Interview conducted by April Cashin-Garbutt, MA (Cantab)
Please can you outline the recent genomic analysis of puberty timing in men conducted by researchers at the University of Cambridge and 23andMe?
The study looked at genetic information of more than 55,000 male 23andMe* customers who consented to participate in research.
Following this first analysis, the collected data was compared to existing data from more than 250,000 women.
The study focused on the genetic regions that influence age at voice breaking - a distinct developmental milestone that happens to young men as their larynx (voice box) lengthens when exposed to male hormones.
*Data was contributed by 23andMe customers who provided informed consent to take part in this research under a protocol approved by the AAHRPP-accredited institutional review board, Ethical and Independent Review Services.
Why has research on puberty timing in men previously been scarce? How did you overcome the associated challenges?
The accuracy with which men can recall their age at voice breaking has been questioned in the past. This had discouraged investigators from asking study participants this information, impeding efforts to directly validate it.
Were you surprised by the strong genetic correlation between male and female puberty timing?
Initially yes, as there are very obvious physical differences in pubertal development between boys and girls.
The similarity however likely reflects that many of the underlying biological mechanisms are core to initiating the hormonal triggers for pubertal onset.
Did you find any new genetic variants associated with puberty timing?
Yes, we identified five additional genetic variants influencing puberty timing in one or both sexes. These genetic variants implicated additional genes in some of the same biological pathways previously implicated, in particular retinoic acid signalling.
How did the study look at the relevance of male puberty timing in impacting health and the development of diseases?
We performed “genetic correlation” analyses to determine how often genetic variants and genes regulating puberty timing were shared with those regulating these diseases. We found that in many cases there was a significant amount of sharing, particularly for cardio metabolic traits.
Why do you think earlier puberty appeared genetically linked to poorer health outcomes in men? Is this the same in women?
This observation is supported by other epidemiological studies that have consistently found a link between earlier puberty and poorer metabolic health outcomes (particularly type 2 diabetes, obesity and cardiovascular disease).
Some of these associations are likely explained by increased childhood adiposity, which is a trigger for early puberty and strong risk factor for adult obesity and disease risk.
It is however possible that other currently unknown mechanisms link puberty timing to disease risk, and our current and previous genetic studies support this notion.
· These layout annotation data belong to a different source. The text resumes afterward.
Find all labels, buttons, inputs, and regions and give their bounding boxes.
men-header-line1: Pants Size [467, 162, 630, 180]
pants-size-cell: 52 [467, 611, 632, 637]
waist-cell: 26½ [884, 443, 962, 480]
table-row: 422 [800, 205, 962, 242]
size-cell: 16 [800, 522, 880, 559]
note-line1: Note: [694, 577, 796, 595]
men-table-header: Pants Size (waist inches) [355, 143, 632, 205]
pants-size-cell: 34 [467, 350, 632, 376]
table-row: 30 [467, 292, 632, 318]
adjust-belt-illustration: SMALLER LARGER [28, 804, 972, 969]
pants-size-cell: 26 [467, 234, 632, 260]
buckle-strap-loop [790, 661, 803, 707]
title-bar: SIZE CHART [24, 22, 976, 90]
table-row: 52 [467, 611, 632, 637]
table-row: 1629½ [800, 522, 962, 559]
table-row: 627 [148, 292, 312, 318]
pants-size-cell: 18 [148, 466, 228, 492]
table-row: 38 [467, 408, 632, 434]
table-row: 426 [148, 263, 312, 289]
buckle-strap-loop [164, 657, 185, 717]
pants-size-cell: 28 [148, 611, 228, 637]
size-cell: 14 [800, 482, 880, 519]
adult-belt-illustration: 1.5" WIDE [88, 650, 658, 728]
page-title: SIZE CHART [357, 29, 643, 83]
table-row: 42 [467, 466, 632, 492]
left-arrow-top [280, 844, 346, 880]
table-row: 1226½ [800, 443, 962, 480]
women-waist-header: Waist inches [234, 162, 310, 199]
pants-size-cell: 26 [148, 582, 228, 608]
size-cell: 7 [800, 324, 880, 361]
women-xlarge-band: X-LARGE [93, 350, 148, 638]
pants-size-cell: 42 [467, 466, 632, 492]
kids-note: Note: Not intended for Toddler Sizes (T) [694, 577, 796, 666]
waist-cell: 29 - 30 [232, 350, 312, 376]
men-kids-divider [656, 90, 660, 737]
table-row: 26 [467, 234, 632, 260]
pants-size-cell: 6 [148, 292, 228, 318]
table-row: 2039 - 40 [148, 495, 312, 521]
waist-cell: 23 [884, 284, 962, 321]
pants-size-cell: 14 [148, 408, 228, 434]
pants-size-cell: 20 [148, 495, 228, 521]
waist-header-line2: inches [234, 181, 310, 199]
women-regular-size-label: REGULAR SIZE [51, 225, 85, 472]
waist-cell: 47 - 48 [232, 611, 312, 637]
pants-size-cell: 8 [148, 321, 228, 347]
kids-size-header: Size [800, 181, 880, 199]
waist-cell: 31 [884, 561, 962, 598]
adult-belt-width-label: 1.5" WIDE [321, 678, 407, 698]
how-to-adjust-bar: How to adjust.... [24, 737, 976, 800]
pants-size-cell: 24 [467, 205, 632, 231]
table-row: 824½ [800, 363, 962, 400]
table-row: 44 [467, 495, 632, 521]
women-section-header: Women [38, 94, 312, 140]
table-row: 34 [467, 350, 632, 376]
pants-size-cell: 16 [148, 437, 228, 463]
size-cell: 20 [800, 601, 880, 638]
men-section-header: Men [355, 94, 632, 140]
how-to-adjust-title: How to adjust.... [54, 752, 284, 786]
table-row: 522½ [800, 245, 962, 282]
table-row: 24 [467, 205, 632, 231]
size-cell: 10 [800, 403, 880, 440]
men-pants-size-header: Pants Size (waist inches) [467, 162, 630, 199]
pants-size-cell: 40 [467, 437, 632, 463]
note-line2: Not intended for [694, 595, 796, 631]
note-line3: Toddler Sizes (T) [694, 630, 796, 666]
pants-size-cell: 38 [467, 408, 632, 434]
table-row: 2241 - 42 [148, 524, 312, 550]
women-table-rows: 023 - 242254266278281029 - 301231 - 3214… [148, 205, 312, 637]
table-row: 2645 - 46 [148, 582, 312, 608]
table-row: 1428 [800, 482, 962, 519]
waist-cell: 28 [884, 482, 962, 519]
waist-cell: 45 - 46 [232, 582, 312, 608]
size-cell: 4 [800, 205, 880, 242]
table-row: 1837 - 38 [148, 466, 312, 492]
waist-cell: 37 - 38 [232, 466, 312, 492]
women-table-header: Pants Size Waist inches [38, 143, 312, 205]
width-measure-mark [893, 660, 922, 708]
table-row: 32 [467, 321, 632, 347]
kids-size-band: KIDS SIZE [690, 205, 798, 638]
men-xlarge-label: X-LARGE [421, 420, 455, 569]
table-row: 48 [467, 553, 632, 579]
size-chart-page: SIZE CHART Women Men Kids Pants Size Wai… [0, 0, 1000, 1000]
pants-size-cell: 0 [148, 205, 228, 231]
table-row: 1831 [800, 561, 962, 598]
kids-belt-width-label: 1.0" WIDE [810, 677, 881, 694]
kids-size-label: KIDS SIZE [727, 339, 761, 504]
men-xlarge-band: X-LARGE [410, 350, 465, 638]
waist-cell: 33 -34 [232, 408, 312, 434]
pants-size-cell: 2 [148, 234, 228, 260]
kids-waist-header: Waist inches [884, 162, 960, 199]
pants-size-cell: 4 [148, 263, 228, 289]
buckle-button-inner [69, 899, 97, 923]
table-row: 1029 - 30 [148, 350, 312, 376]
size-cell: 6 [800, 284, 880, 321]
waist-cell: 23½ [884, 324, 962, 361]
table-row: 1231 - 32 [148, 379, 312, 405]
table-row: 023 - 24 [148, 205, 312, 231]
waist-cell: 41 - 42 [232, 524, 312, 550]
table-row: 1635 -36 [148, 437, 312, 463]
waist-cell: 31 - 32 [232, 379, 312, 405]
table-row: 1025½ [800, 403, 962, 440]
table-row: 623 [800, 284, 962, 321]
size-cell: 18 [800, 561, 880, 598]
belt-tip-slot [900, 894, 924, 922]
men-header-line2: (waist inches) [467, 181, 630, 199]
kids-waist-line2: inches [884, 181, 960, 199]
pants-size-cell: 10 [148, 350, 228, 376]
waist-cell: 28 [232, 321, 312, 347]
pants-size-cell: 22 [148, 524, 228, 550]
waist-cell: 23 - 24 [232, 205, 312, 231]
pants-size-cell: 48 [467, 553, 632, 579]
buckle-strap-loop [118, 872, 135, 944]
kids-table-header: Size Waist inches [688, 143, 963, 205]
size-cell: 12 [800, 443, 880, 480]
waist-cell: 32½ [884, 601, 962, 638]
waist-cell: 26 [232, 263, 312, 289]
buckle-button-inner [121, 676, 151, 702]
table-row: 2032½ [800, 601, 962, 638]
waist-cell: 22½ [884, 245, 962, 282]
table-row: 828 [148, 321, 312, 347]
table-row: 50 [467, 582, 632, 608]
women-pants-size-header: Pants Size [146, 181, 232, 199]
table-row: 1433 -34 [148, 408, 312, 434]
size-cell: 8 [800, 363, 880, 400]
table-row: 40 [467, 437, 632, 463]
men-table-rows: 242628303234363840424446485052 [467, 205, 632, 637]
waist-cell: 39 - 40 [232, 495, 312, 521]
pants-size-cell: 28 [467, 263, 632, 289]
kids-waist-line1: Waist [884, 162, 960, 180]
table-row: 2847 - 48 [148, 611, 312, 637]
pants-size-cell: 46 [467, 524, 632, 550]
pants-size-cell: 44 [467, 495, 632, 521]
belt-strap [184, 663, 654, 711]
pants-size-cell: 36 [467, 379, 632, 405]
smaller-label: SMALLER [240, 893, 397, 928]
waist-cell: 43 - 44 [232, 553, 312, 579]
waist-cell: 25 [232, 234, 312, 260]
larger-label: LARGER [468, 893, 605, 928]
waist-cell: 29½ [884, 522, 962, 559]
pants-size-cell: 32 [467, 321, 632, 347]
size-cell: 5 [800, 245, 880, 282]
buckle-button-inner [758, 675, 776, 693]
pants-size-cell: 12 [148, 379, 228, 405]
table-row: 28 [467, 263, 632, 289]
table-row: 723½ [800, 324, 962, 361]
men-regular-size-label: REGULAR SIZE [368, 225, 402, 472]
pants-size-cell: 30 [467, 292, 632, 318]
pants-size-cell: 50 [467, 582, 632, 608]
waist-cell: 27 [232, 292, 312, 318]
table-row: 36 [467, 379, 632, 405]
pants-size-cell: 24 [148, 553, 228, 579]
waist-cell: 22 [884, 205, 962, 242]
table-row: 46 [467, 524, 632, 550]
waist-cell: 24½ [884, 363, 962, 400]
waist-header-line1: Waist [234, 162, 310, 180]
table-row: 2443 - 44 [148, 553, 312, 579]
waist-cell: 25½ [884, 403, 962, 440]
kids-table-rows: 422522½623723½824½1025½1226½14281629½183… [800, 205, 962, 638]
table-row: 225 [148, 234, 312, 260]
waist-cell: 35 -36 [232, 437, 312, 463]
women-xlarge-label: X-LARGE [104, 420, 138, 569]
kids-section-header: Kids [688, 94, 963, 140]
What further research is needed to understand this link?
Related to the point above, it is important to understand what mechanisms link variability in puberty timing to the risk of diseases decades later. This can only be achieved using a combination of different study approaches, including additional epidemiological, genetic and other molecular biology approaches.
Do you think preventing early puberty in men and women would impact on health outcomes?
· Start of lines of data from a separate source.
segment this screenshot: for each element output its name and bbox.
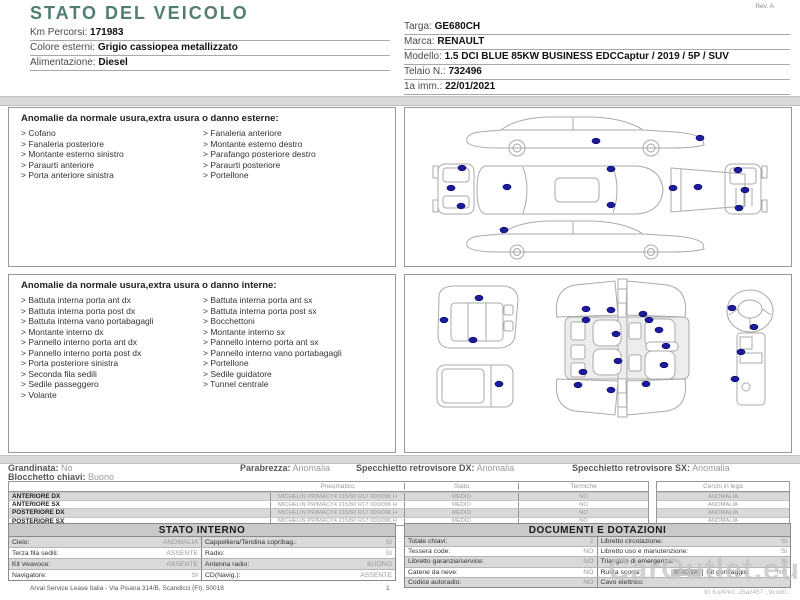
anomaly-item: > Bocchettoni	[203, 316, 385, 327]
row-value: ASSENTE	[166, 550, 201, 557]
tyre-spec: MICHELIN PRIMACY4 215/60 R17 000/096 H	[271, 493, 405, 500]
exterior-anomalies-title: Anomalie da normale usura,extra usura o …	[21, 113, 385, 124]
row-value: Si	[781, 538, 790, 545]
anomaly-item: > Battuta interna porta post sx	[203, 306, 385, 317]
row-value: BUONO	[367, 561, 395, 568]
anomaly-item: > Montante esterno sinistro	[21, 149, 203, 160]
header-stato: Stato	[405, 483, 519, 490]
revision-label: Rev. A	[755, 3, 774, 10]
row-label: Kit vivavoce:	[9, 561, 166, 568]
field-label: Telaio N.:	[404, 66, 446, 77]
anomaly-item: > Portellone	[203, 358, 385, 369]
field-label: Marca:	[404, 36, 435, 47]
field-label: Alimentazione:	[30, 57, 96, 68]
exterior-damage-dots	[447, 135, 749, 233]
anomaly-column: > Fanaleria anteriore > Montante esterno…	[203, 128, 385, 181]
tyre-position: POSTERIORE DX	[9, 509, 271, 516]
watermark: CarOutlet.eu	[608, 553, 800, 587]
tyre-row: ANTERIORE SX MICHELIN PRIMACY4 215/60 R1…	[9, 500, 648, 508]
table-row: Terza fila sedili:ASSENTE Radio:SI	[9, 547, 395, 558]
row-value: SI	[192, 572, 201, 579]
anomaly-column: > Cofano > Fanaleria posteriore > Montan…	[21, 128, 203, 181]
page-title: STATO DEL VEICOLO	[30, 3, 249, 24]
anomaly-item: > Parafango posteriore destro	[203, 149, 385, 160]
row-label: Tessera code:	[405, 548, 583, 555]
table-row: Navigatore:SI CD(Navig.):ASSENTE	[9, 569, 395, 580]
anomaly-item: > Pannello interno porta ant sx	[203, 337, 385, 348]
tyre-table: Pneumatico Stato Termiche ANTERIORE DX M…	[8, 481, 649, 526]
exterior-diagram-box	[404, 107, 792, 267]
field-value: 171983	[90, 27, 123, 38]
anomaly-item: > Battuta interna vano portabagagli	[21, 316, 203, 327]
interior-anomalies-columns: > Battuta interna porta ant dx > Battuta…	[21, 295, 385, 400]
anomaly-item: > Sedile guidatore	[203, 369, 385, 380]
tyre-state: MEDIO	[405, 501, 519, 508]
tyre-position: ANTERIORE SX	[9, 501, 271, 508]
field-colore: Colore esterni: Grigio cassiopea metalli…	[30, 41, 390, 56]
row-value: SI	[386, 550, 395, 557]
tyre-state: MEDIO	[405, 509, 519, 516]
anomaly-item: > Cofano	[21, 128, 203, 139]
separator-bar	[0, 96, 800, 106]
alloy-value: ANOMALIA	[657, 492, 789, 500]
field-label: Targa:	[404, 21, 432, 32]
table-row: Kit vivavoce:ASSENTE Antenna radio:BUONO	[9, 558, 395, 569]
row-value: SI	[386, 539, 395, 546]
anomaly-item: > Montante interno sx	[203, 327, 385, 338]
alloy-value: ANOMALIA	[657, 500, 789, 508]
summary-value: Anomalia	[293, 463, 331, 473]
anomaly-item: > Fanaleria posteriore	[21, 139, 203, 150]
row-label: Totale chiavi:	[405, 538, 590, 545]
summary-value: Anomalia	[477, 463, 515, 473]
field-label: 1a imm.:	[404, 81, 442, 92]
row-label: Antenna radio:	[202, 561, 367, 568]
field-value: 1.5 DCI BLUE 85KW BUSINESS EDCCaptur / 2…	[445, 51, 729, 62]
stato-interno-table: STATO INTERNO Cielo:ANOMALIA Cappelliera…	[8, 523, 396, 581]
tyre-row: ANTERIORE DX MICHELIN PRIMACY4 215/60 R1…	[9, 492, 648, 500]
anomaly-item: > Portellone	[203, 170, 385, 181]
anomaly-item: > Battuta interna porta ant sx	[203, 295, 385, 306]
row-label: Navigatore:	[9, 572, 192, 579]
interior-anomalies-box: Anomalie da normale usura,extra usura o …	[8, 274, 396, 453]
anomaly-item: > Porta posteriore sinistra	[21, 358, 203, 369]
anomaly-item: > Volante	[21, 390, 203, 401]
table-row: Totale chiavi:2 Libretto circolazione:Si	[405, 537, 790, 546]
interior-diagram-box	[404, 274, 792, 453]
tyre-thermal: NO	[519, 501, 648, 508]
field-alimentazione: Alimentazione: Diesel	[30, 56, 390, 71]
anomaly-item: > Montante esterno destro	[203, 139, 385, 150]
anomaly-column: > Battuta interna porta ant sx > Battuta…	[203, 295, 385, 400]
row-value: 2	[590, 538, 597, 545]
field-marca: Marca: RENAULT	[404, 35, 790, 50]
row-label: Libretto circolazione:	[598, 538, 781, 545]
row-label: CD(Navig.):	[202, 572, 360, 579]
summary-label: Specchietto retrovisore DX:	[356, 463, 475, 473]
field-value: 732496	[448, 66, 481, 77]
watermark-code: ID Ku/lPk0..25az457 ;.9cud0..	[704, 589, 790, 596]
car-exterior-diagram	[405, 108, 791, 266]
table-row: Cielo:ANOMALIA Cappelliera/Tendina copri…	[9, 537, 395, 547]
anomaly-item: > Sedile passeggero	[21, 379, 203, 390]
anomaly-item: > Pannello interno porta post dx	[21, 348, 203, 359]
field-value: Diesel	[98, 57, 127, 68]
field-label: Colore esterni:	[30, 42, 95, 53]
car-interior-diagram	[405, 275, 791, 452]
car-side-view-bottom	[467, 221, 704, 259]
field-km: Km Percorsi: 171983	[30, 26, 390, 41]
alloy-wheels-table: Cerchi in lega ANOMALIA ANOMALIA ANOMALI…	[656, 481, 790, 526]
field-immatricolazione: 1a imm.: 22/01/2021	[404, 80, 790, 95]
tyre-table-header: Pneumatico Stato Termiche	[9, 482, 648, 492]
vehicle-info-left: Km Percorsi: 171983 Colore esterni: Grig…	[30, 26, 390, 71]
footer-page-number: 1	[386, 585, 390, 592]
row-value: NO	[583, 569, 596, 576]
field-value: 22/01/2021	[445, 81, 495, 92]
row-value: NO	[583, 558, 596, 565]
alloy-value: ANOMALIA	[657, 508, 789, 516]
row-value: ANOMALIA	[163, 539, 201, 546]
row-label: Radio:	[202, 550, 386, 557]
vehicle-info-right: Targa: GE680CH Marca: RENAULT Modello: 1…	[404, 20, 790, 95]
anomaly-item: > Paraurti posteriore	[203, 160, 385, 171]
row-label: Cielo:	[9, 539, 163, 546]
row-value: ASSENTE	[360, 572, 395, 579]
tyre-position: ANTERIORE DX	[9, 493, 271, 500]
documenti-title: DOCUMENTI E DOTAZIONI	[405, 524, 790, 537]
stato-interno-title: STATO INTERNO	[9, 524, 395, 537]
field-value: GE680CH	[435, 21, 481, 32]
field-value: Grigio cassiopea metallizzato	[98, 42, 238, 53]
anomaly-item: > Montante interno dx	[21, 327, 203, 338]
header-cerchi: Cerchi in lega	[657, 482, 789, 492]
row-value: NO	[583, 579, 596, 586]
car-side-view-top	[467, 117, 704, 156]
anomaly-item: > Battuta interna porta post dx	[21, 306, 203, 317]
anomaly-item: > Fanaleria anteriore	[203, 128, 385, 139]
header-cerchi-label: Cerchi in lega	[703, 483, 743, 490]
summary-value: Anomalia	[692, 463, 730, 473]
row-value: NO	[583, 548, 596, 555]
header-termiche: Termiche	[519, 483, 648, 490]
anomaly-item: > Battuta interna porta ant dx	[21, 295, 203, 306]
field-modello: Modello: 1.5 DCI BLUE 85KW BUSINESS EDCC…	[404, 50, 790, 65]
anomaly-item: > Tunnel centrale	[203, 379, 385, 390]
tyre-state: MEDIO	[405, 493, 519, 500]
exterior-anomalies-box: Anomalie da normale usura,extra usura o …	[8, 107, 396, 267]
anomaly-item: > Seconda fila sedili	[21, 369, 203, 380]
row-label: Libretto garanzia/service:	[405, 558, 583, 565]
summary-specchietto-sx: Specchietto retrovisore SX: Anomalia	[572, 463, 730, 473]
exterior-anomalies-columns: > Cofano > Fanaleria posteriore > Montan…	[21, 128, 385, 181]
summary-specchietto-dx: Specchietto retrovisore DX: Anomalia	[356, 463, 514, 473]
tyre-thermal: NO	[519, 509, 648, 516]
anomaly-column: > Battuta interna porta ant dx > Battuta…	[21, 295, 203, 400]
row-label: Catene da neve:	[405, 569, 583, 576]
row-label: Cappelliera/Tendina copribag.:	[202, 539, 386, 546]
summary-label: Parabrezza:	[240, 463, 291, 473]
anomaly-item: > Porta anteriore sinistra	[21, 170, 203, 181]
interior-anomalies-title: Anomalie da normale usura,extra usura o …	[21, 280, 385, 291]
anomaly-item: > Pannello interno vano portabagagli	[203, 348, 385, 359]
anomaly-item: > Paraurti anteriore	[21, 160, 203, 171]
row-label: Codice autoradio:	[405, 579, 583, 586]
tyre-row: POSTERIORE DX MICHELIN PRIMACY4 215/60 R…	[9, 508, 648, 516]
summary-label: Specchietto retrovisore SX:	[572, 463, 690, 473]
field-label: Km Percorsi:	[30, 27, 87, 38]
field-label: Modello:	[404, 51, 442, 62]
header-pneumatico: Pneumatico	[271, 483, 405, 490]
footer-company: Arval Service Lease Italia - Via Pisana …	[30, 585, 224, 592]
summary-parabrezza: Parabrezza: Anomalia	[240, 463, 330, 473]
row-label: Terza fila sedili:	[9, 550, 166, 557]
field-telaio: Telaio N.: 732496	[404, 65, 790, 80]
anomaly-item: > Pannello interno porta ant dx	[21, 337, 203, 348]
field-targa: Targa: GE680CH	[404, 20, 790, 35]
tyre-spec: MICHELIN PRIMACY4 215/60 R17 000/096 H	[271, 509, 405, 516]
tyre-thermal: NO	[519, 493, 648, 500]
field-value: RENAULT	[437, 36, 484, 47]
row-value: ASSENTE	[166, 561, 201, 568]
tyre-spec: MICHELIN PRIMACY4 215/60 R17 000/096 H	[271, 501, 405, 508]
That is certainly a possibility, although further scientific and clinical studies are required to directly assess that.
What is currently known about ways to prevent early puberty?
Maintaining a healthy weight and good nutrition are known to be important factors in preventing early pubertal development, however genetics and other factors will also be relevant.
What are the main challenges we face in increasing our understanding of genetic factors in puberty timing? How do you think 23andMe can help?
One of the biggest rate limiting steps is the availability of studies with genotyped participants and detailed reproductive information recorded. Increasing these will give us more power to identify additional genetic variants.
We also currently have technological limitations in our ability to test [in a high throughput way] how the identified genetic variants mediate their effects at the protein level.
23andMe currently has over 900,000 customers participating in research. On average, a customer who chooses to opt-in to research contributes to hundreds of studies that range from Parkinson’s disease to lupus to studies like this. This new way of conducting research holds the promise of accelerating the pace of discovery and improving the understanding of how genetics influences our lives.
Where can readers find more information?
The paper is published open access with Nature Communications: http://dx.doi.org/10.1038/ncomms9842
About John Perry
John is a Senior Investigator Scientist with a primary interest in understanding the aetiology of, and relationships between, reproductive ageing and type 2 diabetes.
Prior to this appointment he was a Sir Henry Wellcome fellow, holding positions at the University of Exeter Medical School, Wellcome Trust Centre for Human Genetics (University of Oxford), Department of Twin Research (Kings College London) and the Center for Statistical Genetics at the University of Michigan.
John has co-authored more than seventy publications in peer reviewed journals, including 18 in Nature Genetics and 9 in Nature/Science.